Aimsir is truly a world-class dining destination and we are very lucky to have it just outside Dublin. In Aimsir they consider the whole experience; the food, the wine, the service, the dinnerware, the setting and they try to perfect each of these to give an unforgettable dining experience. Maybe, what is most exciting about Aimsir is that they are only open less than a year, so it is reasonable to expect that there is still better to come, especially since they haven't fully reaped the rewards of their kitchen garden yet. We were in Aimsir for nearly 4 hours, but it felt like we there for just a few minutes.
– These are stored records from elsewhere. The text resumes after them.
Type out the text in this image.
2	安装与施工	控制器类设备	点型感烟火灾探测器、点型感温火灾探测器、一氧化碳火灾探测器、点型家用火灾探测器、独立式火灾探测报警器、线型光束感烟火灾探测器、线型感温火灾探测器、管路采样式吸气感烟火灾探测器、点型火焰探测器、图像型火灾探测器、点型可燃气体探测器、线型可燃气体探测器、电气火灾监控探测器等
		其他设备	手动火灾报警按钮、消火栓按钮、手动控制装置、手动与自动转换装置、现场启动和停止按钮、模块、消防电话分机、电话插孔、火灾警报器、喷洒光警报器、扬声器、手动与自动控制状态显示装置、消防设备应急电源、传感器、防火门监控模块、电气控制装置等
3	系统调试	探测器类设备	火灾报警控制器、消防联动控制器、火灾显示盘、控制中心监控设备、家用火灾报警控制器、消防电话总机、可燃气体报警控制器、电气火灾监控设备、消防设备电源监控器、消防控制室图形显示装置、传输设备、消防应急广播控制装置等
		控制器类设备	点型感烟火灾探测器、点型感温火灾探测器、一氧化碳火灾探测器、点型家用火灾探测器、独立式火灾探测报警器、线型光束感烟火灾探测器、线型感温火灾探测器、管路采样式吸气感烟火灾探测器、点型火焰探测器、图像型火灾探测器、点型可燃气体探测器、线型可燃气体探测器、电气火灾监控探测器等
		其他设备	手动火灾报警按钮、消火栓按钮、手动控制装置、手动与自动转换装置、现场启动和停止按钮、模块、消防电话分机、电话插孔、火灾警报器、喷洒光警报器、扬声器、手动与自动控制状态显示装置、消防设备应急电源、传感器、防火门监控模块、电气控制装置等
We would never support the World's Best 50 List at all, it is nonsense to suggest that there is a 'best' restaurant in the world, but until recently the idea that Ireland would have a restaurant good enough to be in the best 50 in the world seemed absurd to us. But now, with Liath in Blackrock making great strides and continuing to improve in the last couple of years and now Aimsir, Ireland has two restaurants that can really rival the best on a world stage.